Un débat révélateur.

Néanmoins cette lutte a eu le mérite de révéler plusieurs réalités. Notamment et surtout que les opposants à l’Égalité des droits ; les religieux intégristes, les conservateurs, et les nationalistes ; pour ne pas les nommer, sont toujours très virulents et qu’ils savent s’entendre et se structurer pour lutter d’une seule main contre les droits des minorités. Que si ces individus, hommes et femmes sont prêts à camper sur la place du Capitole jours et nuits, ils sont aussi capables d’organiser et de financer la venue de centaine de manifestants à Paris. Et qu’ils sont prêts à se battre à coup de pied et de poing. Contre des femmes désarmées et dénudées, s’il le faut. Car ils l’ont fait ! A ce propos, l’intervention des Femen à la Manif Pour Tous le 18 novembre 2013 à Paris a été édifiante, cette action a eu le mérite de révéler l’autre visage du mouvement anti-égalité. Car à l’époque la Manif Pour Tous se revendiquait pacifiste et amie des gays. Derrière la façade « djeun’s » et branchée incarnée par Frigide Barjot se tenaient en embuscade Civitas, un institut qui souhaite la « rechristianisation » de la France, et les Jeunesses Nationalistes. Tous deux pas vraiment connus pour être « gayfriendly », c’est le moins que l’on puisse dire. Ce n’est désormais plus un secret pour personne. Enfin ces débats ont prouvé à ceux qui en doutaient encore que l’homophobie et que la lesbophobie existaient toujours en 2013. Que l’on se rassure, les LGBT-phobies  institutionnelles n’ont pas encore totalement disparu.

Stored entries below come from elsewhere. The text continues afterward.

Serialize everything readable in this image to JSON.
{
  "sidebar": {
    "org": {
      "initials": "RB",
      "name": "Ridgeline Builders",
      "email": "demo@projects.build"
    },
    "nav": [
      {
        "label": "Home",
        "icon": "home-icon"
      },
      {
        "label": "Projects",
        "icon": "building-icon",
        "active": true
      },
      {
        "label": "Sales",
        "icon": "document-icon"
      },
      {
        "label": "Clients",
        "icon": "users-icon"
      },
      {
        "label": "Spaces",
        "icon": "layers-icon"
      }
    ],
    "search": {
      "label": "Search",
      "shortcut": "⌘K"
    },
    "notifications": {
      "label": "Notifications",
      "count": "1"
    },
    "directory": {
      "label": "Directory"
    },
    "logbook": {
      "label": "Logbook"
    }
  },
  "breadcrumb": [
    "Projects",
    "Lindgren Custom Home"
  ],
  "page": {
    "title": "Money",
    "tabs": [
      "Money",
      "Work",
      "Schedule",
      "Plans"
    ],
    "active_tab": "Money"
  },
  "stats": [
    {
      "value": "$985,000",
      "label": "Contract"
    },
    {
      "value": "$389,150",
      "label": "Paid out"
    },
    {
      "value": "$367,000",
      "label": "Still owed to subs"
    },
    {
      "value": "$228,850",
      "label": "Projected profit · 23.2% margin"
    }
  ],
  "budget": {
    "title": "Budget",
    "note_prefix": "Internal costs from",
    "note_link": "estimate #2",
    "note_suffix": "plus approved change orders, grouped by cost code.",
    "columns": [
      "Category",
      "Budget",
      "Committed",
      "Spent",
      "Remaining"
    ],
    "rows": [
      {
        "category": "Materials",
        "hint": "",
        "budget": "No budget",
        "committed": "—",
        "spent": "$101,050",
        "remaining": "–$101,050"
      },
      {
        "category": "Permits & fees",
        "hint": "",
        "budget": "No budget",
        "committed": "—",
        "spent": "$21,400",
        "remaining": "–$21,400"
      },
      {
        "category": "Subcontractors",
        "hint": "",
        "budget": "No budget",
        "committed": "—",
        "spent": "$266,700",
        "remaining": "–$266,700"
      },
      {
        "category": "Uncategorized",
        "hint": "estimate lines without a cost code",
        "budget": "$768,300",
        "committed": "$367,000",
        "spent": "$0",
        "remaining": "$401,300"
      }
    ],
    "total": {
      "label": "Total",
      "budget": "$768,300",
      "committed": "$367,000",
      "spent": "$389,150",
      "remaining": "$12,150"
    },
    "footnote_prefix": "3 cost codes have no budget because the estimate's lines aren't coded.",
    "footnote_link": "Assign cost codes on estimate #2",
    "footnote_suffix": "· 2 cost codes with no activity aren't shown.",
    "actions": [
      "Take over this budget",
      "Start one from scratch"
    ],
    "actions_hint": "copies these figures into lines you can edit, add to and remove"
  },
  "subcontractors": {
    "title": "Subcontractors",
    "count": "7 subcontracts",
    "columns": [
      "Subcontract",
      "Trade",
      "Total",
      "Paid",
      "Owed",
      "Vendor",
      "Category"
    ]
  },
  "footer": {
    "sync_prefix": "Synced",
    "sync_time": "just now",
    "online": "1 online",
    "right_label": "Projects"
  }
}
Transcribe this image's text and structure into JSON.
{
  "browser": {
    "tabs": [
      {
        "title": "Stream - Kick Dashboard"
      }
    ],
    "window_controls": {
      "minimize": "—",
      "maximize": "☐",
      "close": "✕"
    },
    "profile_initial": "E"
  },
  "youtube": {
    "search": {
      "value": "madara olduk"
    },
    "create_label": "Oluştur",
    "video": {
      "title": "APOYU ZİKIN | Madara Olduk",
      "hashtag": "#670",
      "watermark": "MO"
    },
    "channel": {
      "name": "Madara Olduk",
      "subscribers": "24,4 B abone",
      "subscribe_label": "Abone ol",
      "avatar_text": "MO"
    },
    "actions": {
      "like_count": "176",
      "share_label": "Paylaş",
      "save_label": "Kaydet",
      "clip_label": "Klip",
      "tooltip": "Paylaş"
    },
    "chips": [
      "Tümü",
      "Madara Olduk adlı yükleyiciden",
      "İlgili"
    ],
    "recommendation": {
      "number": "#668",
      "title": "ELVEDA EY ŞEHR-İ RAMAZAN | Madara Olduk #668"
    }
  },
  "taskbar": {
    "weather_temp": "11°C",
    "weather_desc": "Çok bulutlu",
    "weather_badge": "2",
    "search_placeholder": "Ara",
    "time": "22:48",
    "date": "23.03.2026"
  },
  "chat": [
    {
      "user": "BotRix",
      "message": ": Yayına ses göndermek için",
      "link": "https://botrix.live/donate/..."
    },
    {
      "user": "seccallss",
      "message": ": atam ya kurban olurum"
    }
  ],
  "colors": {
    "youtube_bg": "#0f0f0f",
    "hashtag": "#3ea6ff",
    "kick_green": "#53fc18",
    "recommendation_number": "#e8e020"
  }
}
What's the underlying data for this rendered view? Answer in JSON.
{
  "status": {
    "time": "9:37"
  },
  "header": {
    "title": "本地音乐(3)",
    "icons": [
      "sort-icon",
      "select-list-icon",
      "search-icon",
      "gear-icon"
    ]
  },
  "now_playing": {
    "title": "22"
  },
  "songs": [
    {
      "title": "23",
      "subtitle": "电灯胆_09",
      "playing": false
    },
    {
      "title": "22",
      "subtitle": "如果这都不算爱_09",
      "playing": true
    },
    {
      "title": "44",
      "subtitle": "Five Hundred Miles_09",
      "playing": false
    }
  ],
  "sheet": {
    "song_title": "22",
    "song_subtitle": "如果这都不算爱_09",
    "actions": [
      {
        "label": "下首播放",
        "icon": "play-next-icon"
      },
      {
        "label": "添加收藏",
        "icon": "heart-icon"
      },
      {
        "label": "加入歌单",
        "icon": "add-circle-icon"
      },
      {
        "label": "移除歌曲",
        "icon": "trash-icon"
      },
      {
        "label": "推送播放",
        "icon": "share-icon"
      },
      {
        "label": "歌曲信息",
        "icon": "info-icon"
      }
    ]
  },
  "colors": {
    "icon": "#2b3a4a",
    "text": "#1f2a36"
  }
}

Un combat pour l’Égalité qui continue et qui doit fédérer.

Ainsi, le vote du 23 avril 2013 a permis l’inclusion les homosexuels dans l’universalité de la loi. Car si tous les gays et les lesbiennes n’aspirent pas forcément à avoir des enfants ou à se marier, aujourd’hui ils ont le choix. Cette première victoire ne doit pas nous faire oublier que la lutte pour l’Égalité continue pour la reconnaissance des droits des trans, la filiation et la procréation médicalement assistée (PMA). Car depuis, M. Valls  a annoncé lors de sa première prise de parole en tant que premier ministre qu’il renonçait à porter les engagements de la campagne présidentielle de François Hollande. Ce nouveau gouvernement a donc fait le choix de la complaisance envers les antis-égalité plutôt que travailler à l’avènement d’une société progressiste. Les hésitations du gouvernement à légiférer pour une procréation ouverte à toutes avait particulièrement attiré notre attention. Les « reculades » successives sur la PMA, notamment celle annoncée par Manuel Valls, alors ministre de l’intérieur, le lendemain même de la manifestation « Jour de colère » du 26 janvier 2014, avait envoyé un signal fort aux militants et aux militantes engagé-e-s dans la lutte pour l’Égalité. Qu’un gouvernement cède face à cette coalition composée entre autre de l’ultra droite et de La Manif Pour Tous, viscéralement opposées aux valeurs Républicaines dont l’Égalité des droits fait partie, n’avait pas manqué de nous inquiéter. C’est désormais dans ce contexte que s’inscrit notre lutte. Il est donc plus que jamais temps de se réunir, nous aussi, autour de ce qui nous rassemble. Le combat pour l’Égalité continue !

Christelle (Arc En Ciel).


[1] «Même si j’ai beaucoup d’amis gays et que j’ai accouché des gays femelles, je ne vois pas ce que ça apporte sinon une couverture sociale. Mes adjoints le feront à ma place» François Commeinhes évoquait les «gays femelles» pour parler des lesbiennes lors d’une conférence où il expliquait son refus de procéder à des unions du même sexe si elles venaient à être légalisées. 18 oct 2012 Journal Libération.